A lawsuit costing the local governments of two communities approximately $1,000 a day, has proponents of the temporarily suspended Crawford County casino project urging residents of neighboring Cherokee County to voice their displeasure over the suit.
Lawsuits claiming the Kansas Lottery’s July contract award for a southeast Kansas state-owned casino violated state law was filed this summer by the Cherokee County and Castle Rock Casino’s. The contract for the casino was awarded to the Kansas Crossing Casino & Hotel at Pittsburg even though Castle Rock’s $145 million development proposal in Cherokee County more than doubled the $70 million proposal from the competing Crawford County development.
The suit claims that the recommendation of the Pittsburg project by the Kansas Gaming Facility Review Board was the wrong decision, and that it fails to comply with a state law requirement that the award be given to the project that best serves the interests of Kansas by offering maximum revenue and encourages tourism. Both Castle Rock and Cherokee County commissioners want a judge to void the contract and the selection process started over.
Fliers urging residents to complain to their commissioners were dispersed to all Cherokee County residents in the hope that they would make their displeasure known over the estimated $970 a day gambling revenue losses caused by the temporary suspension of the Kansas Crossing casino project, information obtained on cjonline.com, according to Kansas Crossing Casino and Hotel at Pittsburg spokesperson, Carrie Tedore. The flier states, “Please tell Cherokee County commissioners that they are costing residents of Cherokee County much more than court costs and lawyers’ fees.”

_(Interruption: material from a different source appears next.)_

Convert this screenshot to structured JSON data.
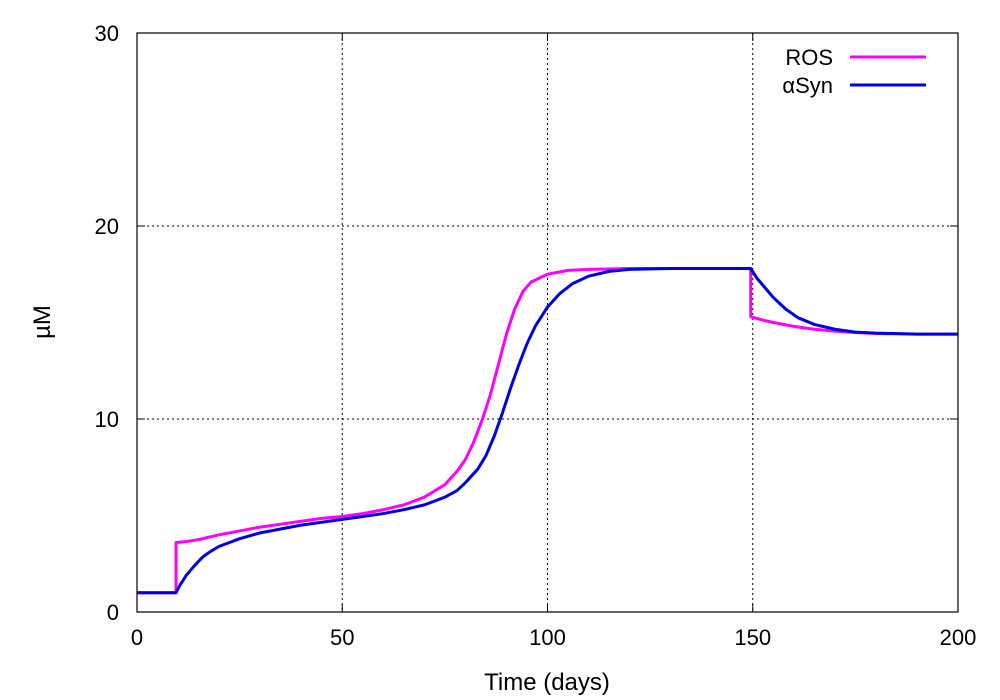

Earlier this month construction of the Kansas Crossing casino was halted when the Kansas Lottery Commission issued a 90-day extension of the projects start date due to the lawsuits. The same yearly revenue of approximately $400, 000 that Cherokee County is expected to receive would be received by Crawford County and Pittsburg if and when a casino is built.
Tax losses and other economic benefits of at least $8.5 million would be felt by Cherokee County if the Kansas Crossing project is given the green light, according to the lawsuits.